Dayna Edens, a Consumer Affairs spokesperson, said she’s going through the home buying process.
“I understand firsthand how hard it can be to save for the initial down payment ( … don’t even get me started on closing costs),” she said.
10 fastest-saving down payment states
The company found these states are in the top 10 for the quickest saving for a down payment:
1. Iowa – eight years and nine months due to relatively low cost of living and low home prices. The median home sale price in Iowa is $247,400 — the second lowest of all states.
2. Ohio – nine years 11 months, where the median household income, tax burden and the cost of living along with home prices are on the lower side, too. The median sale price is $261,700 — the fifth-lowest price tag in the country.
3. Texas – 10 years three months. “At nearly $340,000, median-priced homes in Texas are significantly more expensive than in top-ranked Iowa or Ohio, but they’re still cheaper than in most of the country,” Consumer Affairs said. The state has a lot of housing construction and discretionary income is higher.
4. Maryland — 10 years four months, the only East Coast state in the top 10. Tax burden is high but the cost of living is moderate and income high. “The typical Maryland household earns almost $103,000 a year. Essential expenses take up just 32% of that, the second-lowest share in the nation.” That leaves $43,000, more than any other state, Consumer Affairs said.
5. North Dakota — 10.5 years — “Interestingly, essential expenses in North Dakota are on the higher side. Households spend almost $34,000 each year on necessities, ranking in the top 20 states. In particular, high health care costs ($11,667, seventh highest) outweigh lower typical costs on groceries and gas,” Consumer Affairs said.
The median home sale price in North Dakota is under $300,000.
6. Kansas — 10 years seven months. Median priced home $292,600, low household expenses.
7. Oklahoma — 10 years, eight months, median price homes is just over $250,000, the third-lowest in the country.

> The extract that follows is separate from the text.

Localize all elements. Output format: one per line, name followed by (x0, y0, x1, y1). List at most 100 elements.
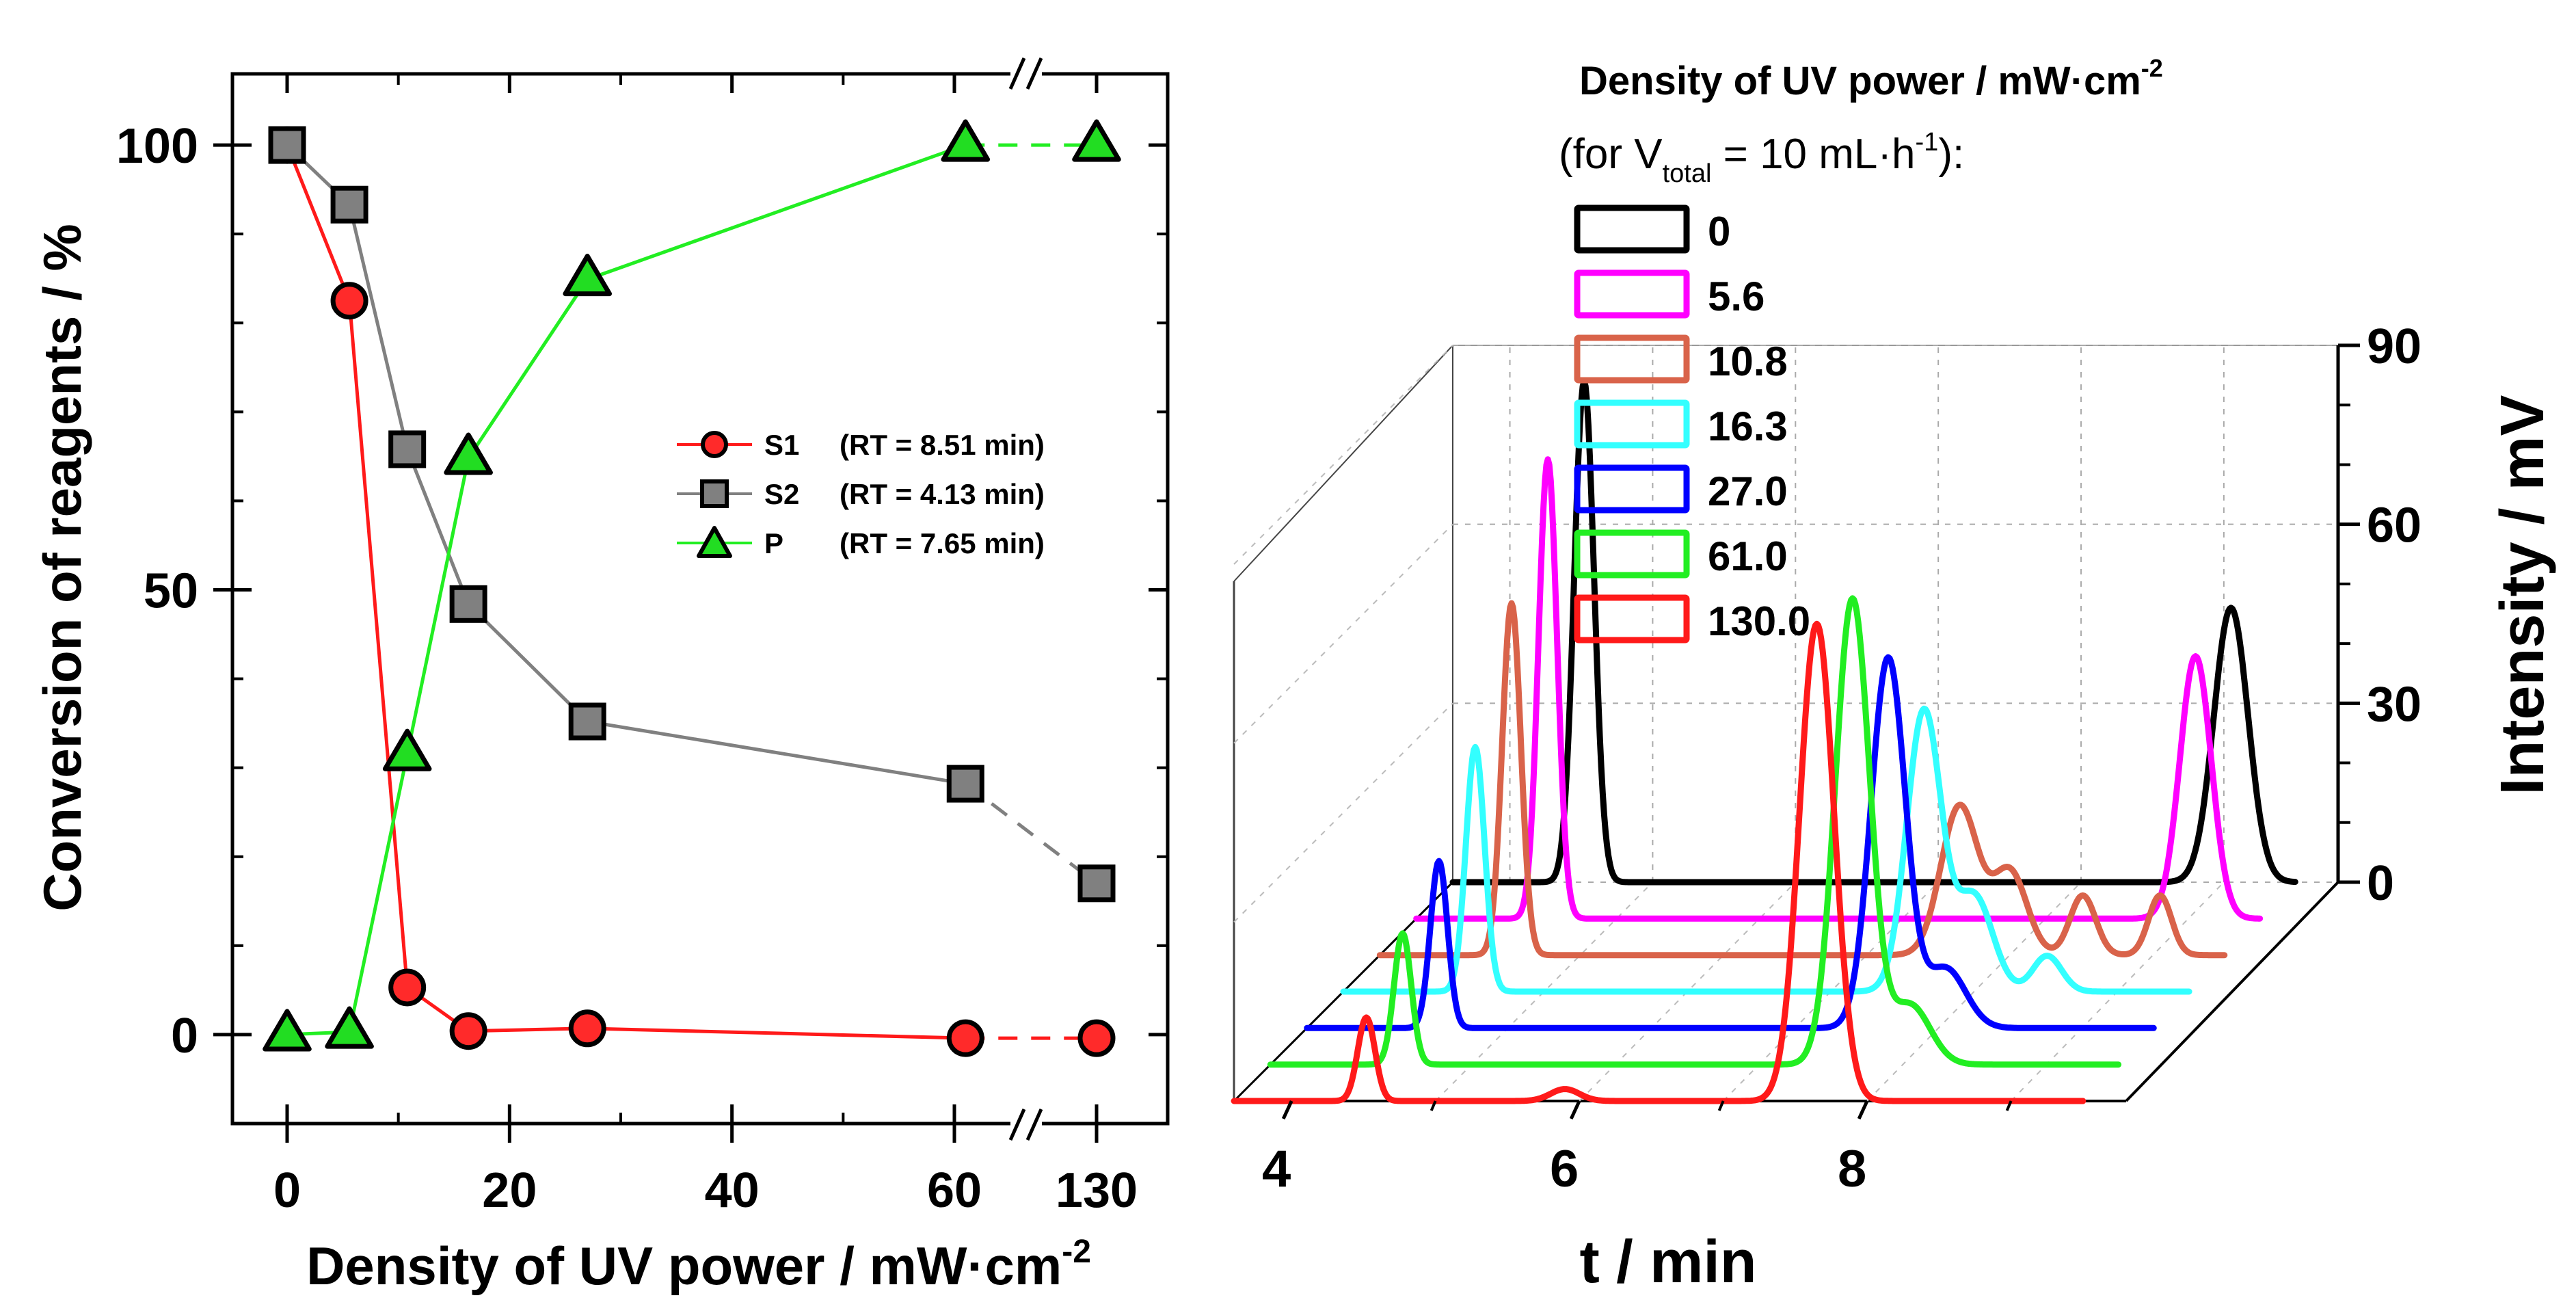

Median household income is among the lowest in the nation, at just over $66,000, but typical taxes and essential expenses are also among the cheapest in the U.S.
8. Illinois — 10 years, 9 months, higher expenses and tax burdens than in more than half the states, but in the top 20 states for median household income, at over $83,000.
9. Alaska — 10 years, 11 months, typical homes price $403,000, among the lowest expenditures on a few essentials, like gasoline, high cost for groceries and health care, but median household income of $96,000 a year.
10. Indiana — 11 years, median home price $276,000
10 slowest-saving down payment states
The 10 states where it takes the longest to save for a home
1. California
2. Montana
3. New York
4. Hawaii
5. Wyoming
6. Rhode Island
7. Massachusetts
8. Oregon
9. Maine
10. Colorado
First-time home buyers disappearing
The National Association of Realtors reported last month that the share of first-time home buyers dropped to a record low of 21% and the typical age of first-time buyers is now 40.
The 2025 Profile of Home Buyers and Sellers looked at transactions between July 2024 and June 2025.
“The historically low share of first-time buyers underscores the real-world consequences of a housing market starved for affordable inventory,” said Jessica Lautz, NAR deputy chief economist and vice president of research. “The share of first-time buyers in the market has contracted by 50% since 2007 – right before the Great Recession. The implications for the housing market are staggering. Today’s first-time buyers are building less housing wealth and will likely have fewer moves over a lifetime as a result.”
For first-time buyers, sources for down payments are personal savings (59%), financial assets such as a 401(k), stocks, or cryptocurrency. Gifts or loans from family and friends are used by 22% of buyers, the association said.